SEATTLE -- During the Microsoft Windows Hardware Engineering Conference (WinHEC) here today, Intel Corp. provided a sneak preview of its "convergence" strategy, giving the first public demonstrations of its code-named "Banias" microprocessor line and desktop MPUs with its new multi-tasking technology.
For months, Intel has been talking about "Banias," which is the company's next-generation mobile microprocessor line. Reportedly based on the company's current Pentium 4 processor and NetBurst architectures, "Banias" will initially come in 1.4-, 1.5-, and 1.6-GHz speed grades, according to sources. First shipments are expected in the first quarter of 2003, sources said.

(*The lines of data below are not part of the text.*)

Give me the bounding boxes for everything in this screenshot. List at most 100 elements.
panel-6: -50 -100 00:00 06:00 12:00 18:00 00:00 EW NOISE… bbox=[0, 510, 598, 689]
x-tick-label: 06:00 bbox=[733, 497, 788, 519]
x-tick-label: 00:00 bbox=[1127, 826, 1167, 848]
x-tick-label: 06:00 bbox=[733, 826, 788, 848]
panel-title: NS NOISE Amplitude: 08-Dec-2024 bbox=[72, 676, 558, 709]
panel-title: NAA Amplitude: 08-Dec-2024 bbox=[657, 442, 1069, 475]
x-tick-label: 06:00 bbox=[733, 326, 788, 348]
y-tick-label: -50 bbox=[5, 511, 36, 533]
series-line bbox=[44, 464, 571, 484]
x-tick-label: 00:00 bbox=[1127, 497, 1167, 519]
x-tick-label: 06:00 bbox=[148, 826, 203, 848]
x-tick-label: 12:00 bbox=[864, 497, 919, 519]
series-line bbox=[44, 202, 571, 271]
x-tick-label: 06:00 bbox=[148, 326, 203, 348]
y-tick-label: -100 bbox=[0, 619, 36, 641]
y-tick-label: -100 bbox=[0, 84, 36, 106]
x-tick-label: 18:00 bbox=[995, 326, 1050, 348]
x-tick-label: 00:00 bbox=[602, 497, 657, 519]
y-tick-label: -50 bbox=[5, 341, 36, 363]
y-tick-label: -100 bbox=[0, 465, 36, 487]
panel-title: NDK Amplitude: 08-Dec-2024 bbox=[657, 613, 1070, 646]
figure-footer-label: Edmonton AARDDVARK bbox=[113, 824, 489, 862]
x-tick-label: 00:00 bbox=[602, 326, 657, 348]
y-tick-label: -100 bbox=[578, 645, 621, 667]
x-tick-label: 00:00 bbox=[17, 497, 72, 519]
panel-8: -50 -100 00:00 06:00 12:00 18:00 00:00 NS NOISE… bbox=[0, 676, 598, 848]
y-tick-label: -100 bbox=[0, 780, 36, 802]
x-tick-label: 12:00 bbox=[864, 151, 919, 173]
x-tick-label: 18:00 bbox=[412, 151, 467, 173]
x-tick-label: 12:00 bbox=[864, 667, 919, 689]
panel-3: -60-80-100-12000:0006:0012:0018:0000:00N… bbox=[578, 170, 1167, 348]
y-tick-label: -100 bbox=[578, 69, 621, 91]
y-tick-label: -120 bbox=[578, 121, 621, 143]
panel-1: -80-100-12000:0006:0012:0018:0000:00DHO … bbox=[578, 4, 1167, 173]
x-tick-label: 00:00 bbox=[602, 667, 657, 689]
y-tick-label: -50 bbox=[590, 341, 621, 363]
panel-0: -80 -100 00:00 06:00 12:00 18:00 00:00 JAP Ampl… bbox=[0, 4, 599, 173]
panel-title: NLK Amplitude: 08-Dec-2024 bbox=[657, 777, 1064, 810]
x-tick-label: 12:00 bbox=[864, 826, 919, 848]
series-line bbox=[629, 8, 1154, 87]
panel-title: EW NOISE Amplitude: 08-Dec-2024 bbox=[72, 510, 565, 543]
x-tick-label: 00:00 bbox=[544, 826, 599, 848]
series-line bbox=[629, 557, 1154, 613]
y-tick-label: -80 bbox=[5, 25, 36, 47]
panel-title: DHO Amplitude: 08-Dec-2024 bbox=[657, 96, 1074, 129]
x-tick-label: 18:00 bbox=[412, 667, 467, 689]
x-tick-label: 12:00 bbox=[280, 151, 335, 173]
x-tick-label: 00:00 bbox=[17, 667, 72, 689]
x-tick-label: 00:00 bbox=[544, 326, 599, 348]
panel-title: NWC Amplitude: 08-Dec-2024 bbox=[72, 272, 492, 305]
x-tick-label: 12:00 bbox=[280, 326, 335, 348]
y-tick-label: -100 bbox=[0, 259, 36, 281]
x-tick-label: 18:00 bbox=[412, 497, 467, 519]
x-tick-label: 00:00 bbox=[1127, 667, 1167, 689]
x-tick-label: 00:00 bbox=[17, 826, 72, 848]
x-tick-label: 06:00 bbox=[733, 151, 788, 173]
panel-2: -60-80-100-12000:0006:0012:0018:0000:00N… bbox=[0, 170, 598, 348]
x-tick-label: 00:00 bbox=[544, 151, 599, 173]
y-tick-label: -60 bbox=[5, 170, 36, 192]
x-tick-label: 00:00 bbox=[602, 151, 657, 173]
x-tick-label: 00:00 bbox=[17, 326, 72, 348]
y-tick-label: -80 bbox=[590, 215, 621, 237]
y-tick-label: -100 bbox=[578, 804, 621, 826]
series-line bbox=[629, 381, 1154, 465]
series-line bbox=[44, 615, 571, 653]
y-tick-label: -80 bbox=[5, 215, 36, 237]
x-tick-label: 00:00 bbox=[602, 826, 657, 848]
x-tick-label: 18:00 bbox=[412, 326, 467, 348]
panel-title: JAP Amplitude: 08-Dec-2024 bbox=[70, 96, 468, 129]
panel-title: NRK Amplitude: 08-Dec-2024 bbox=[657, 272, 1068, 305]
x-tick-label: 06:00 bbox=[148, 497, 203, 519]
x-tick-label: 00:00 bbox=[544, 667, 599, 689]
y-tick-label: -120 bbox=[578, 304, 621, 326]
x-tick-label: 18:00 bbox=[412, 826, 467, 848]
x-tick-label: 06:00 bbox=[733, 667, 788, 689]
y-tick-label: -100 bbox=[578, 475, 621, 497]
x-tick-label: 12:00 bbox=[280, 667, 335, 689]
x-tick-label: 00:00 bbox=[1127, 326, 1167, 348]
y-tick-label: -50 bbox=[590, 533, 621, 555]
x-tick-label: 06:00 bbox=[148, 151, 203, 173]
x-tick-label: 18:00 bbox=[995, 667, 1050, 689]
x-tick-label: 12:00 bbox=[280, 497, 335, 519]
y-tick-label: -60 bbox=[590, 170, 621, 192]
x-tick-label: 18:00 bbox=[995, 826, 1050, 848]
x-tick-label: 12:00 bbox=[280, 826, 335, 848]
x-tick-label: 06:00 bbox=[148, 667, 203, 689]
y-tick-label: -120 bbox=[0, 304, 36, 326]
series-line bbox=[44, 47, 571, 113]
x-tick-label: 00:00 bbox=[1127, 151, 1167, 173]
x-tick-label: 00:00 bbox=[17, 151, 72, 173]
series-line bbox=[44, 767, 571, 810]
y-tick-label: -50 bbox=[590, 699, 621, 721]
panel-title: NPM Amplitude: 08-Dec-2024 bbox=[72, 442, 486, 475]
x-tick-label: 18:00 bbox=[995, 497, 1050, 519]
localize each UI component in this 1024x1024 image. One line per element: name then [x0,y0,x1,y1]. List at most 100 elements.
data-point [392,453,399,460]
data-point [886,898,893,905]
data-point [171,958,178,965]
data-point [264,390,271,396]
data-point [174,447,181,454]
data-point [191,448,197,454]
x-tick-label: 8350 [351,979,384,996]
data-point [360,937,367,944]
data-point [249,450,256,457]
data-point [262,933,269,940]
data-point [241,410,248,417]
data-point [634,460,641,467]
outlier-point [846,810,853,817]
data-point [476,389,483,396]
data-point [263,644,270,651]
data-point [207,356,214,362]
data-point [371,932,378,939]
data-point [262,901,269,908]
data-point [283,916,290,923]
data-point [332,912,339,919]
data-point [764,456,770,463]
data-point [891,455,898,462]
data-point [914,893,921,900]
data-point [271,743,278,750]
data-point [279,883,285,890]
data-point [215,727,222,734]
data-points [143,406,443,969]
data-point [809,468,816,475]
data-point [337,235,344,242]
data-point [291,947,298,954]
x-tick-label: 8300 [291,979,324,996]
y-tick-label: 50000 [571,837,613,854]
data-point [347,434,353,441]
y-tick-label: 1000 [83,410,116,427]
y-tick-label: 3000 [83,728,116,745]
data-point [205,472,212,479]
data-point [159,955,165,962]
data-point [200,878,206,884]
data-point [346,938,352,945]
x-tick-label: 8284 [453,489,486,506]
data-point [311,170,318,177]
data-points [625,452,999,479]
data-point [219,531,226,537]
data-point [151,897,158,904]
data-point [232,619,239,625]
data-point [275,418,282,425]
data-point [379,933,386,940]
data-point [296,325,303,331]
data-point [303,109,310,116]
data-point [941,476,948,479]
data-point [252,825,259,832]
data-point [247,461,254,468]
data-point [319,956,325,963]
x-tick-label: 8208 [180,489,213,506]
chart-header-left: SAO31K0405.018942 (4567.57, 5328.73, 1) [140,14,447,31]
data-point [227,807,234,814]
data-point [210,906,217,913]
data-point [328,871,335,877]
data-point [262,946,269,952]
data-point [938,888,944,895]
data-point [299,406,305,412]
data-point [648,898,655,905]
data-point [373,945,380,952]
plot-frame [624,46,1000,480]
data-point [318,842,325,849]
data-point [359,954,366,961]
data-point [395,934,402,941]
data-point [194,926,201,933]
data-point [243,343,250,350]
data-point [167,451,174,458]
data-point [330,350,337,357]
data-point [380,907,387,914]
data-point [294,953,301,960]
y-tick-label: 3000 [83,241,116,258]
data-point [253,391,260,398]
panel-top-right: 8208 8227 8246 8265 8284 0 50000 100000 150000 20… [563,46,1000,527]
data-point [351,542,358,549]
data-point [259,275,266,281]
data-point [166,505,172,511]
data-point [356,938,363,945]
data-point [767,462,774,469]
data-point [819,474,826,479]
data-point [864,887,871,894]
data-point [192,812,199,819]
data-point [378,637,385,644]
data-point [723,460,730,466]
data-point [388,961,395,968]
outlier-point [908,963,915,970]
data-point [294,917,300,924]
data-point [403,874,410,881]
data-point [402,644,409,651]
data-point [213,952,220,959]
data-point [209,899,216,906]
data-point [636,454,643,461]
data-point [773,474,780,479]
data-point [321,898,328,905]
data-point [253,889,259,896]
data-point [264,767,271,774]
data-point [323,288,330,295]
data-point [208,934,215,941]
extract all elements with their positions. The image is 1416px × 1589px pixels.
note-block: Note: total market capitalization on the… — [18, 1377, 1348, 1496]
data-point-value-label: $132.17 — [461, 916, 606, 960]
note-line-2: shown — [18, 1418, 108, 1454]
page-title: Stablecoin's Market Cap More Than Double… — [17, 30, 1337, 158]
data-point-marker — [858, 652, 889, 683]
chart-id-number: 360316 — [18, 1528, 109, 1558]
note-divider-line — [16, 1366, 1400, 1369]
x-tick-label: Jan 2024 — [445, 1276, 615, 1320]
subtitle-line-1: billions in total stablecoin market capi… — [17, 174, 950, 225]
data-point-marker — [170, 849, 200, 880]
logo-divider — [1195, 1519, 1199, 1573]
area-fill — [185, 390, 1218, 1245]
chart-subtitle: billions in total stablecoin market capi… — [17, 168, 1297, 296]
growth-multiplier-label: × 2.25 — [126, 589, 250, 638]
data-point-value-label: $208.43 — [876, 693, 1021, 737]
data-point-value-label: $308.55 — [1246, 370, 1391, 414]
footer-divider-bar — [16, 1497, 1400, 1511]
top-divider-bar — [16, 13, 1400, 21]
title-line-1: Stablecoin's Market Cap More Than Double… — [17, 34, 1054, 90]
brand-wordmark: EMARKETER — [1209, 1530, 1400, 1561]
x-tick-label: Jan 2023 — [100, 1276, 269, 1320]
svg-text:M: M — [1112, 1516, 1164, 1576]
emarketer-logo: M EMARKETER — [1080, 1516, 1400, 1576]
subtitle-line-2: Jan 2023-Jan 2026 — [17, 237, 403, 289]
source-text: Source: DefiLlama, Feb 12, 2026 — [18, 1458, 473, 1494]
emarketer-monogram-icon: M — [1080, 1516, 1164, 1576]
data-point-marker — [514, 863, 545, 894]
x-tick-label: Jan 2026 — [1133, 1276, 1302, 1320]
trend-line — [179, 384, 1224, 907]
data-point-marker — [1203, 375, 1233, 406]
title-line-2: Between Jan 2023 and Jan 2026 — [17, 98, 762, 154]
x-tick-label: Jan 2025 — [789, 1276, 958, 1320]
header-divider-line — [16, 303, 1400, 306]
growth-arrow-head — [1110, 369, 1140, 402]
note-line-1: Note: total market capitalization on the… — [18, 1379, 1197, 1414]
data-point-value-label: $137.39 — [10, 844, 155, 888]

The company also showed a mainstream desktop processor utilizing its "Hyper-Threading Technology." Introduced last year, the technology allows multithreaded operating systems and applications to view a single microprocessor as if it were two logical processors, enabling a 30% performance boost in systems.
The company's "Hyper-Threading Technology" is now shipping on its Xeon family of processors for servers.
Meanwhile, at WinHEC, Intel did not provide the specifications or details for these products, but company executives dropped hints that the technologies are key to drive the "convergence" of computing and communications in the industry.
The new technologies would also create a new class of devices in the industry, said Paul Otellini, president and chief operating officer at Intel.
"In the future, all computers will communicate and all communication devices will compute," Otellini said. "To support this environment and enhance the user experience, we need to deliver innovative technologies for performance, communications and more secure platforms. Our ultimate goal is to bring computing to everyone -- any time and any place in the world."
Speaking to developers at WinHEC, Otellini also noted that notebook computers with integrated 802.11-compliant wireless local-area networking (WLAN) capabilities could reshape the landscape and enable the long-awaited "convergence" trend.
Otellini also demonstrated "Banias," noting the processor is optimized to support 802.11 WLANs. Demonstrated publicly for the first time, "Banias" is due in the first half of 2003, he said.
The Intel executive also for the first time demonstrated "Hyper-Threading Technology" on a desktop PC. Slated to appear in desktop PCs in 2003, the technology is said to improve the performance for complex tasks on PCs, such as rendering photos, printing documents, Web surfing, and other applications.